Blog – Are my pipes clean enough inside?

 

Objectives:

To test a few areas in my pipes for any fungus/mould/bacteria to help identify whether or not I should change the way I clean and maintain my instrument based on the results.

 

My Pipes

I am an average parade piper in a parade band down in the South of England. My pipes are blown regularly during each week. I sometimes use pipe brushes inside my drones to dry them out and I regularly air my bag and drones after long, cold practices to get rid of unwanted moisture. I also regularly dry my canister gels out to keep them in good condition.

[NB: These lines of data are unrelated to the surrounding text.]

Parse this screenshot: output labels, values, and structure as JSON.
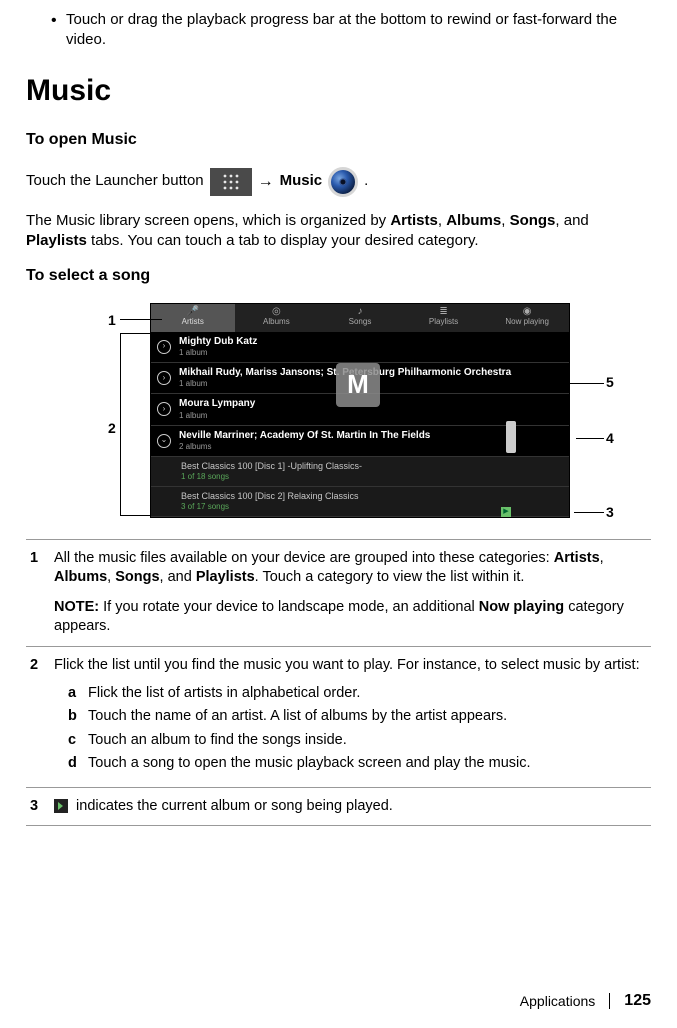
{
  "intro_bullet": "Touch or drag the playback progress bar at the bottom to rewind or fast-forward the video.",
  "heading": "Music",
  "open_heading": "To open Music",
  "launcher": {
    "pre": "Touch the Launcher button",
    "arrow": "→",
    "bold": "Music",
    "post": "."
  },
  "library_para_parts": {
    "a": "The Music library screen opens, which is organized by ",
    "b1": "Artists",
    "c1": ", ",
    "b2": "Albums",
    "c2": ", ",
    "b3": "Songs",
    "c3": ", and ",
    "b4": "Playlists",
    "d": " tabs. You can touch a tab to display your desired category."
  },
  "select_heading": "To select a song",
  "tabs": [
    "Artists",
    "Albums",
    "Songs",
    "Playlists",
    "Now playing"
  ],
  "artists": [
    {
      "name": "Mighty Dub Katz",
      "meta": "1 album"
    },
    {
      "name": "Mikhail Rudy, Mariss Jansons; St. Petersburg Philharmonic Orchestra",
      "meta": "1 album"
    },
    {
      "name": "Moura Lympany",
      "meta": "1 album"
    },
    {
      "name": "Neville Marriner; Academy Of St. Martin In The Fields",
      "meta": "2 albums"
    }
  ],
  "albums": [
    {
      "name": "Best Classics 100 [Disc 1] -Uplifting Classics-",
      "meta": "1 of 18 songs"
    },
    {
      "name": "Best Classics 100 [Disc 2] Relaxing Classics",
      "meta": "3 of 17 songs"
    }
  ],
  "scroll_letter": "M",
  "callouts": {
    "c1": "1",
    "c2": "2",
    "c3": "3",
    "c4": "4",
    "c5": "5"
  },
  "legend": {
    "r1": {
      "n": "1",
      "a": "All the music files available on your device are grouped into these categories: ",
      "b1": "Artists",
      "c1": ", ",
      "b2": "Albums",
      "c2": ", ",
      "b3": "Songs",
      "c3": ", and ",
      "b4": "Playlists",
      "d": ". Touch a category to view the list within it.",
      "note_label": "NOTE:",
      "note_a": " If you rotate your device to landscape mode, an additional ",
      "note_b": "Now playing",
      "note_c": " category appears."
    },
    "r2": {
      "n": "2",
      "intro": "Flick the list until you find the music you want to play. For instance, to select music by artist:",
      "a": "Flick the list of artists in alphabetical order.",
      "b": "Touch the name of an artist. A list of albums by the artist appears.",
      "c": "Touch an album to find the songs inside.",
      "d": "Touch a song to open the music playback screen and play the music."
    },
    "r3": {
      "n": "3",
      "txt": " indicates the current album or song being played."
    }
  },
  "footer": {
    "section": "Applications",
    "page": "125"
  }
}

I use a synthetic Bannatyne bag with bottom zip and have a Bannatyne canister water trap with normal tubes running from the canister to my three drones and my chanter stock. I also have a moose valve.

 

 

Most reading this blog post would have already heard or read the story about the piper who apparently got ill from his bagpipes which had a fungus growing inside. I only go by what I read on the internet and that was enough to get my attention and interest seeing as though I am a piper too. So I got in touch with a company who offered to run some tests using damp swabs. I decided to take swabs from the following areas : blowstick, moose valve, tenor drone, pipe chanter reed, and inside the bag itself. I felt those were the best areas to test.

 

Swabs all ready to be sent back!

 

The Results

The results came back after roughly five days. As I am not too knowledgeable in the biology area, so the results posted have been written here as they were sent to me. I spoke with person responsible for the tests and will add what he said about it all too. Firstly, they were shocked at the levels of mould, yeast and bacteria growing in the instrument. The cleanest area, as you will be able to tell below, was around the chanter reed. I can only attribute that at a guess to the fact that with my water trap tied in the way it is, moisture has the least chance of getting there. The bad points were the fact that the samples taken grew greater than 10,000 bacterial colonies each, apart from the reed area. To put that into perspective as my contact put it – in a normal water system in a building, they would expect to find less than about 1000 colonies in lower temperatures, and about 200 or so in higher temperatures. Wow! I am pretty sure he also said something about ‘evacuation’ of a building if those levels were found in water, however that’s water and this is bagpipes *shrugs* ? Anyhow – here are the results in blue, and I’ve highlighted the headings to show the areas :

 

Daniel,

 Interesting results……not very nice ! These are the colonies per swab.

All of the counts were extremely high with the exception of the Reed Chanter Area for some reason. I was not expecting such high results (I guess we had no idea what would grow), so in the future we would probably dilute the swabs further to try to get more accurate results. But needless to say the bagpipes are “alive”.

 

Moose Valve Area:
Mould:
6,000 Yeast colonies
240 Mucor species

Bacteria:
Total count at 22°C: >10,000 colonies
Total count at 37°C: >10,000 colonies

Coliforms & E.Coli: NIL

 

My grown sample from the moose valve area.

 

Reed Chanter Area:

Mould:
NIL

Bacteria:
Total count at 22°C: 170 colonies
Total count at 37°C: 120 colonies

Coliforms & E.Coli: NIL

 

Sample from around the base of the pipe reed.

 

Blowstick:

Mould:
Approx 20,000 Yeast colonies

Bacteria:
Total count at 22°C: >10,000 colonies
Total count at 37°C: >10,000 colonies

Coliforms & E.Coli: NIL

 

Sample from just inside the blowstick.

Tenor Drone:

Mould:
2,600 Yeast colonies
840 Penicillium species

Bacteria:
Total count at 22°C: >10,000 colonies
Total count at 37°C: >10,000 colonies

Coliforms & E.Coli: NIL

 

Sample from the tenor drone.

 

 

Inside Bag:

Mould:
Yeast – Overgrown

Bacteria:
Total count at 22°C: >10,000 colonies
Total count at 37°C: >10,000 colonies

Coliforms & E.Coli: NIL

 

Swab taken and grown from inside the Bannatyne bag.

 

So there you have it – with visuals! That was it. So what does it all mean for me as a piper? I’m not entirely sure really because I found it difficult to understand what if anything is harmful. Further tests in more detail become very expensive so I am not going down that route, but I guess the conclusion is that there are extremely high levels of activity in my pipes. More than the lab ever expected and enough for them to highly suggest cleaning immediately. They suggested immediate further cleaning and better maintenance because none of it is going to be beneficial. Those results, with the recent story and other previous stories of people getting ill is probably a good enough kick up the backside.

The lab would like to run some tests in a months time, once I’ve cleaned the pipes better to see if that reduces the colony count. I suspect it will so I’m not sure I’ll go ahead with any further tests. It was most interesting to do this though, and I hope someone gets something out of it.